I've been browsing today. I google things like "interesting jewelry", and I find designers that I wouldn't have otherwise heard of. A few weeks ago, such a thing happened, and I found this ring:

Oooooh, a sparkly!

I love it. I don't know what place sells this particular designer, and I haven't really done any digging to find out where, but one day, it might be important.

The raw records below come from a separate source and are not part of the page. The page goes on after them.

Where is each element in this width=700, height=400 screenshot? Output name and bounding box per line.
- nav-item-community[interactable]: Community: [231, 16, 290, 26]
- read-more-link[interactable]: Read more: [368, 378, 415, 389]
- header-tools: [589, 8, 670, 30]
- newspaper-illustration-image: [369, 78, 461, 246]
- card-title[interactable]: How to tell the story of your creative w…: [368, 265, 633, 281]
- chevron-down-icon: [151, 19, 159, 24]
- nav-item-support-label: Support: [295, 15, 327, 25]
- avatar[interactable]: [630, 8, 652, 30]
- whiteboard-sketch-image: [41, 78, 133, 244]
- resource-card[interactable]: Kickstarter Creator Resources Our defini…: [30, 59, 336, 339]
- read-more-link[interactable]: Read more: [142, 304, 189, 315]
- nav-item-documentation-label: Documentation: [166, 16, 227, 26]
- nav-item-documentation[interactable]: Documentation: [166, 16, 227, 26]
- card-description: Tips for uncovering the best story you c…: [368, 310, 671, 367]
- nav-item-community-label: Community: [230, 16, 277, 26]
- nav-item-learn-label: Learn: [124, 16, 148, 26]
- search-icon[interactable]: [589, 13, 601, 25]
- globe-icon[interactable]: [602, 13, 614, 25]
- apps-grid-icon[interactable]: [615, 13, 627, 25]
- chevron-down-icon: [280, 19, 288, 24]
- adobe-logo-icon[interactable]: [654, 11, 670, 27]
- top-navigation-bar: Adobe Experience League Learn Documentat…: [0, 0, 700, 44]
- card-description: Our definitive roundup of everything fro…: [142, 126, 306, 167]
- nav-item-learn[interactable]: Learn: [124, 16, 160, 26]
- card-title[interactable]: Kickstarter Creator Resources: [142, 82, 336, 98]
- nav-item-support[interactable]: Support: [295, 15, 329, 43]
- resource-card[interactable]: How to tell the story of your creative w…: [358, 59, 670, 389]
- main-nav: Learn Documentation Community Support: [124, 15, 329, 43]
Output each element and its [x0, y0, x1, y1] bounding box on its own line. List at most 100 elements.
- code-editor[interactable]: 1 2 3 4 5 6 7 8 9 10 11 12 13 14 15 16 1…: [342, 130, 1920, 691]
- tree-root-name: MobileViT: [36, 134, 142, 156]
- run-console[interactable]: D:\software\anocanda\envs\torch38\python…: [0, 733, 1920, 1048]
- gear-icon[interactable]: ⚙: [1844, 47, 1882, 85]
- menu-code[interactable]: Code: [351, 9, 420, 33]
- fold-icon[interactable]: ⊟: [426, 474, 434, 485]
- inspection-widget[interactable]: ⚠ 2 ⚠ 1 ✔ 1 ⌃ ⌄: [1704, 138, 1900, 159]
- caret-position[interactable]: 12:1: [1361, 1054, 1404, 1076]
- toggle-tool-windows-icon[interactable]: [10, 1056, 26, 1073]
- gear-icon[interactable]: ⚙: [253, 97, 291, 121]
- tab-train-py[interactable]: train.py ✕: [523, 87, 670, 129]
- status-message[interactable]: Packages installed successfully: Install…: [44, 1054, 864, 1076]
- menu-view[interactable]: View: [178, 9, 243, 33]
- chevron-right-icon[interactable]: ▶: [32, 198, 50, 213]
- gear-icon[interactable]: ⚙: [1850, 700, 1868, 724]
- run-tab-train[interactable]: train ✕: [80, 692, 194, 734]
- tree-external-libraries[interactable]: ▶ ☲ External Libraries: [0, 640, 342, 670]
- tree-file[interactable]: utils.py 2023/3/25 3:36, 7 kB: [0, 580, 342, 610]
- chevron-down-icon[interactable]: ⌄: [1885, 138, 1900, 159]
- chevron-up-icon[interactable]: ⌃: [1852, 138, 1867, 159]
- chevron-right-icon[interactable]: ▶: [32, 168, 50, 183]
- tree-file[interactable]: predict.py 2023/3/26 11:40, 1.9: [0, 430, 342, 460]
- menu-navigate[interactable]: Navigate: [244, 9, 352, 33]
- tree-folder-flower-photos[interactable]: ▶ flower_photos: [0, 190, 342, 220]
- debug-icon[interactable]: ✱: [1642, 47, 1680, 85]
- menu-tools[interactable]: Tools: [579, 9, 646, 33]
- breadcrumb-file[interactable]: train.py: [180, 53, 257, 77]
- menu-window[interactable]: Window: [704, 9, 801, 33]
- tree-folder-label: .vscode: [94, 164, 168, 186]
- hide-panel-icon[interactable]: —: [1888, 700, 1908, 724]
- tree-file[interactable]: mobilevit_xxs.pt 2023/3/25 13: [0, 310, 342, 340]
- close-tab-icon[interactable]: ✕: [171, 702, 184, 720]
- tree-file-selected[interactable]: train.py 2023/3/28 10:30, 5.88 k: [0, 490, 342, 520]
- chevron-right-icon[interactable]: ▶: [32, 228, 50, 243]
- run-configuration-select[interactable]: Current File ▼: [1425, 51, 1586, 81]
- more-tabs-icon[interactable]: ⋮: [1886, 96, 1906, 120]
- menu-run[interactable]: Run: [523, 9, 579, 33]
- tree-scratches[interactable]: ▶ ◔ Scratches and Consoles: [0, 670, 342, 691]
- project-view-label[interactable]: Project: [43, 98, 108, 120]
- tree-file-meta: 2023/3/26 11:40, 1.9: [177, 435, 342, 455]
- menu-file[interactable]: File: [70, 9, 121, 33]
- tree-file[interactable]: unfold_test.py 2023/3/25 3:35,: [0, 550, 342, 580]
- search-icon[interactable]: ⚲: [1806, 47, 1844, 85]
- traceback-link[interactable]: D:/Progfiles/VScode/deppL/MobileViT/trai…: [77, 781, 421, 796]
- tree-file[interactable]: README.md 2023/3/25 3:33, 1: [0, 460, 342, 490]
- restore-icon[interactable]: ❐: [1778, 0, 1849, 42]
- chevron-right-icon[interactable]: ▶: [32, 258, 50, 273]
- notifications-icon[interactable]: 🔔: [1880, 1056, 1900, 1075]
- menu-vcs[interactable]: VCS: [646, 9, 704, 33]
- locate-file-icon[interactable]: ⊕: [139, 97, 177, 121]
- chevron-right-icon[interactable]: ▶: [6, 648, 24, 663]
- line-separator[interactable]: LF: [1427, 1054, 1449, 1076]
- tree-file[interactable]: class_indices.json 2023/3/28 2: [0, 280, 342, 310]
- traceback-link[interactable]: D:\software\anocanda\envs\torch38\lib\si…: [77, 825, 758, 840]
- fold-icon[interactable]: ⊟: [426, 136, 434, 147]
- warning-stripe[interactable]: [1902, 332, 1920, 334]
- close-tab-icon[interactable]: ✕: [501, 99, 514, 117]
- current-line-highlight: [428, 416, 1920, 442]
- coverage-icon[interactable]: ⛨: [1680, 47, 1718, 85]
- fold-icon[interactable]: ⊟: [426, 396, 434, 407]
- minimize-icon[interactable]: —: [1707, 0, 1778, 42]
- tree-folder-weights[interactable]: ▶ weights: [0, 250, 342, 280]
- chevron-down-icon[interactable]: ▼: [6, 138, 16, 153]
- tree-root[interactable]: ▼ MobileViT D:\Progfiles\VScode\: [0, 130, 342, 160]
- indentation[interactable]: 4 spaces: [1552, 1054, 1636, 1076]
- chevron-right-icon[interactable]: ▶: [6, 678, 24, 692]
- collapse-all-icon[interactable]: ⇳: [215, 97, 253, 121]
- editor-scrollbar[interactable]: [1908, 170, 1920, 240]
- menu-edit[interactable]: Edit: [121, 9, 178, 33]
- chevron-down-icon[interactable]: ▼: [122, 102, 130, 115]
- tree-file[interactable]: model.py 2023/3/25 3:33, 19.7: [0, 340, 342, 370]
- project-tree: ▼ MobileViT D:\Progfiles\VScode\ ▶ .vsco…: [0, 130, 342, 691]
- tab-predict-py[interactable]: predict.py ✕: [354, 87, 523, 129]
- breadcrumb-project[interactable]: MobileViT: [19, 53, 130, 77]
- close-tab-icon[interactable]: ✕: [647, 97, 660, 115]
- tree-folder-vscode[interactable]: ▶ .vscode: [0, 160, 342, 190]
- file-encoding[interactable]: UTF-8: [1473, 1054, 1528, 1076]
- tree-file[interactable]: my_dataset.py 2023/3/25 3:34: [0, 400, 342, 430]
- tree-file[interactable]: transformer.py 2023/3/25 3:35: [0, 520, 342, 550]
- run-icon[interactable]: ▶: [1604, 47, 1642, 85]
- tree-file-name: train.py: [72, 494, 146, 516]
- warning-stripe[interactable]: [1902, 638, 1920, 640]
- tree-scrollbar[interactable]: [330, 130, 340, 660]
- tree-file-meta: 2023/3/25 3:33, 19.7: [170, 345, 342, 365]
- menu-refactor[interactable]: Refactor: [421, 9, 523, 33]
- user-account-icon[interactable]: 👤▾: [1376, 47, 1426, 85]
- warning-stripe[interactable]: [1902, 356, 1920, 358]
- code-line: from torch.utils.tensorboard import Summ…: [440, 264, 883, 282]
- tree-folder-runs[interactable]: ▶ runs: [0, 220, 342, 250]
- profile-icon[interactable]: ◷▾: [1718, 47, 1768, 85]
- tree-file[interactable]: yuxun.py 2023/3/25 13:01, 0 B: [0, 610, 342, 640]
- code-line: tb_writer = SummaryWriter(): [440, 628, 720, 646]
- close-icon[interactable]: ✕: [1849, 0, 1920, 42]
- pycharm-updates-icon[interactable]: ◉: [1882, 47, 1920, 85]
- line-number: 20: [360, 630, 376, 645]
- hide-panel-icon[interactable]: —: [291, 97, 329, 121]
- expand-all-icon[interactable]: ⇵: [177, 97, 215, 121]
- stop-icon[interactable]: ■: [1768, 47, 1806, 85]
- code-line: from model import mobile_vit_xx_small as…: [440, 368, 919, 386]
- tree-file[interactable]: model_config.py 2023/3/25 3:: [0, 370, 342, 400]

I hadn't actually bothered to look through his other designs, so I did today. And...in complete fairness, 98% of them are fucking awful. They're just these art deco monstrosities that I feel like people would only buy or wear as a statement piece (that statement being FUCK YOU, AESTHETICS, but that's neither here nor there). But, there were two more that I liked:

Rose gold is delicious.

What a unique piece!

I don't know where I got this obsession with sparkly things. For the most part, I just like to look and covet a little bit before moving on to the next sparkly thing. Though, looking at that sparkly thing and coveting it usually goes down like this:

I've accepted that I'm Jeremy, and that's ok. both because I love Don Bluth movies AND I loved this book (I loved the sequels, too! While I didn't care for Frisbee as a name, I did name my first rat Brisby as homage to the book and the movie), and because I'm fairly fucking sure that's really how I look when I see something sparkly. My eyes turn colors, and I stop speaking coherent English.

My pants are way too big for me. If I pull them all the way up to the top of my ribs, they look pretty alright, but they fall down and look like crap the moment I do anything. This shirt is too big, as well. I look like I'm wearing a tent. I think I might be. My plan was to have them tailored, because I wanted the jeans and the shirt, but they only came in smalls and extra larges (both of them. What a cruel coincidence), but this morning I just decided, fuck it, you'll be fine, just throw a belt on! And then I remembered I don't have belts, because I'm not adult enough for them, and I had no way of making this shirt anything but insanely billowy, but I came to work in this, anyway. Clearly I make good choices. I should have just worn a pencil skirt and a button down. Damn foolish of me.

I may update this AGAIN later this evening. I have photos to edit and post, and I'm feeling very anxious, and like writing is where it's at.